Before Dunkerton High School in Iowa agreed to allow the band Junkyard Prophet to run an assembly for its students -- and certainly before the school's officials agreed to produce the band's fee, which is ordinarily $1,500 -- school officials really ought to have run the band's name through Google.
If they had, they'd have realized that Junkyard Prophet is the proselytizing apparatus of You Can Run But You Can't Hide Ministries, a Christianist group with a message precisely as vengeful and violent as its name suggests.
The band's founder, officials would have learned, is drummer Bradlee Dean: the lugubrious beatmaker who called Barack Obama a heathen while delivering an opening prayer at the Minnesota State House, and who occasionally suggests that Christians should take their cues on gay rights from conservative, sharia-abiding Muslims.
But the school officials did no such Googling, and Junkyard Prophet appeared at the school on Thursday. They performed a concert, and then divided the school into three break-out groups: One for boys, one for girls, and one for teachers. (That may well mean that these angry zealots were left alone with the students after virtually no official screening at all.) From the Lacrosse Tribune:
"They told my daughter, the girls, that they were going to have mud on their wedding dresses if they weren't virgins," said Jennifer Littlefield, a parent upset with the band's performance.
Her daughter, Alivia Littlefield, 16, is a junior, and called Littlefield after the event.
"I couldn't even understand her, she was crying so hard," Littlefield said.
Littlefield also did not appreciate what she described as gay bashing.

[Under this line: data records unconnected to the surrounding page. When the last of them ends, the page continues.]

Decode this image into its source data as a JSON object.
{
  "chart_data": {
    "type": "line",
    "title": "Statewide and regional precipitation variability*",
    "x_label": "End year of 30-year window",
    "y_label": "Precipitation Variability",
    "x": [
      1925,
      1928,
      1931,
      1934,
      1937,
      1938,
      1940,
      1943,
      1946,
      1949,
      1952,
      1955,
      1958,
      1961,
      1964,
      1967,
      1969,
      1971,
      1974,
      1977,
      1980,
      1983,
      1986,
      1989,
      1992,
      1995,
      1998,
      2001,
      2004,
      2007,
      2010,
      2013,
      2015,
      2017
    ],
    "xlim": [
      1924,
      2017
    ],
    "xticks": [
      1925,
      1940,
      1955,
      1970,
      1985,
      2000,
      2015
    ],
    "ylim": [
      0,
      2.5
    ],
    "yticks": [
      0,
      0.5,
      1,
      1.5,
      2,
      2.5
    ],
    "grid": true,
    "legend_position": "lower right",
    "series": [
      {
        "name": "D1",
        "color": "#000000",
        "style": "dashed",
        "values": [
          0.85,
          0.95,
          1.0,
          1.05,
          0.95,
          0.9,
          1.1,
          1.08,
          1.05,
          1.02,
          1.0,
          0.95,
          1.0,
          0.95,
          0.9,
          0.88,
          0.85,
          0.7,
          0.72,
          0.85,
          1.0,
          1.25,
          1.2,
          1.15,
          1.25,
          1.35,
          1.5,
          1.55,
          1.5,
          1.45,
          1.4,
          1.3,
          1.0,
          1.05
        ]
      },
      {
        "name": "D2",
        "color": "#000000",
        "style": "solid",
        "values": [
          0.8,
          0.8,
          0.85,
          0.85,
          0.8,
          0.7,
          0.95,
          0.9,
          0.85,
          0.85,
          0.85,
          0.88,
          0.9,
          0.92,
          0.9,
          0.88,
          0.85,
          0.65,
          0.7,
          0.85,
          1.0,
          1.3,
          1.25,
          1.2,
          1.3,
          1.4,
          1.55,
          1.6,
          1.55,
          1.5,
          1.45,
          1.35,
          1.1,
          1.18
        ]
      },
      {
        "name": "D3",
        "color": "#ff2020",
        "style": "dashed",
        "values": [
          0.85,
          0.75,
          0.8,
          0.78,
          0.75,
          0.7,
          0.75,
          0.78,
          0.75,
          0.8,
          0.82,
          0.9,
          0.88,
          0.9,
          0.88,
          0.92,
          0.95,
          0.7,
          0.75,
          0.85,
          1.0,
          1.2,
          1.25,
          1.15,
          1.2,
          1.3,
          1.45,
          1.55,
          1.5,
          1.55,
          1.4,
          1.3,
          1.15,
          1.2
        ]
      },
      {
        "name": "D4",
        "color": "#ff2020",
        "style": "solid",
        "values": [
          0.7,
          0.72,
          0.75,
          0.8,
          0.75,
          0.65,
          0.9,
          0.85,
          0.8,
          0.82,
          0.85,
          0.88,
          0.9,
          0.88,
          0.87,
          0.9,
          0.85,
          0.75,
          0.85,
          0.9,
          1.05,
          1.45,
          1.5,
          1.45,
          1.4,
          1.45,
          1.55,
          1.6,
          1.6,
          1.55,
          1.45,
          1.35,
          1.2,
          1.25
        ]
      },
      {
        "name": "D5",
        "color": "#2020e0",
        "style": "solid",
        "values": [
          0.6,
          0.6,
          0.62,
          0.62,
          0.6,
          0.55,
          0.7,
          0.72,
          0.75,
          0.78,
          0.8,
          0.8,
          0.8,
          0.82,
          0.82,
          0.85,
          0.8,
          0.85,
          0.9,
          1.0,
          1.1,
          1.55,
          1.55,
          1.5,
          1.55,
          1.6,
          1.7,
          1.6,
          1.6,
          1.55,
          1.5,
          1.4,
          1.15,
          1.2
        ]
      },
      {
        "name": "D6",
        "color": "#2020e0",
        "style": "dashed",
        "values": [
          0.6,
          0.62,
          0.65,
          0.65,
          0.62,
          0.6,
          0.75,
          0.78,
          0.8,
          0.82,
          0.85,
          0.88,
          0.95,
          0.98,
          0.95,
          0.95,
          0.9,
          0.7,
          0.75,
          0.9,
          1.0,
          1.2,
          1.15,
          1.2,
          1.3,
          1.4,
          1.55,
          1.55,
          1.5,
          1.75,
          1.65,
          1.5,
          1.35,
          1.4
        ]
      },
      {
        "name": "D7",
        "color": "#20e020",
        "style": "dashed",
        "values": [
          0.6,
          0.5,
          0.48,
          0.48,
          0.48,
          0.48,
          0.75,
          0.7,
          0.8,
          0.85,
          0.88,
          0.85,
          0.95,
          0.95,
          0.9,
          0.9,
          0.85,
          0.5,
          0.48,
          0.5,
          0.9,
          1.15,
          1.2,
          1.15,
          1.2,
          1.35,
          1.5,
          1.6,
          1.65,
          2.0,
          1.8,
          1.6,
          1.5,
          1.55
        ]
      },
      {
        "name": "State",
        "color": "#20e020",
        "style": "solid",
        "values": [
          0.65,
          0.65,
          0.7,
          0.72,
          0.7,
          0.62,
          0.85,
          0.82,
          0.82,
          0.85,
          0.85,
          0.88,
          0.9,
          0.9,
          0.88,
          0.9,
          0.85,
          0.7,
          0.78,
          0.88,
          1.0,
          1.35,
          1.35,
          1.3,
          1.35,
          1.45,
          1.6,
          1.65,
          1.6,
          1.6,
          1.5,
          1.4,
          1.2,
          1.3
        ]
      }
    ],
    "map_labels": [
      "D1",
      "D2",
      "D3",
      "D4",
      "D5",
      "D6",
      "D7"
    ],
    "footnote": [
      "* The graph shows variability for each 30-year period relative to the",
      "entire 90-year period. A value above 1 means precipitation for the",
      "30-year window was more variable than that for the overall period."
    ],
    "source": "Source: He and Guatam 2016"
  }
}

"They told these kids that anyone who was gay was going to die at the age of 42," she said. "It just blows me away that no one stopped this."
Alivia was only one of many students left in tears by the band's breakout sessions (which, in addition to encouraging young girls to safeguard their virginity, reminded them to remain subservient to their future husbands). After Junkyard Prophet left the campus, an apparently sheepish Superintendent Jim Stanton addressed the school, emphasizing the "positive aspects of the group's message." But, according to the Tribune:
... he also told students the presenters shared "an opinion about intolerance that's not in line with the beliefs of the Dunkerton Community Schools."
"We promote tolerance for one another," Stanton said. "We will continue to celebrate diversity in our student body."
Nevertheless, it seems that students who attempted to depart Junkyard Prophet's breakout sessions were "shouted down" or "ridiculed as disrespectful" -- whether by school staff or by band members is unclear.
Dunkerton High has requested that Junkyard Prophet return their honorarium.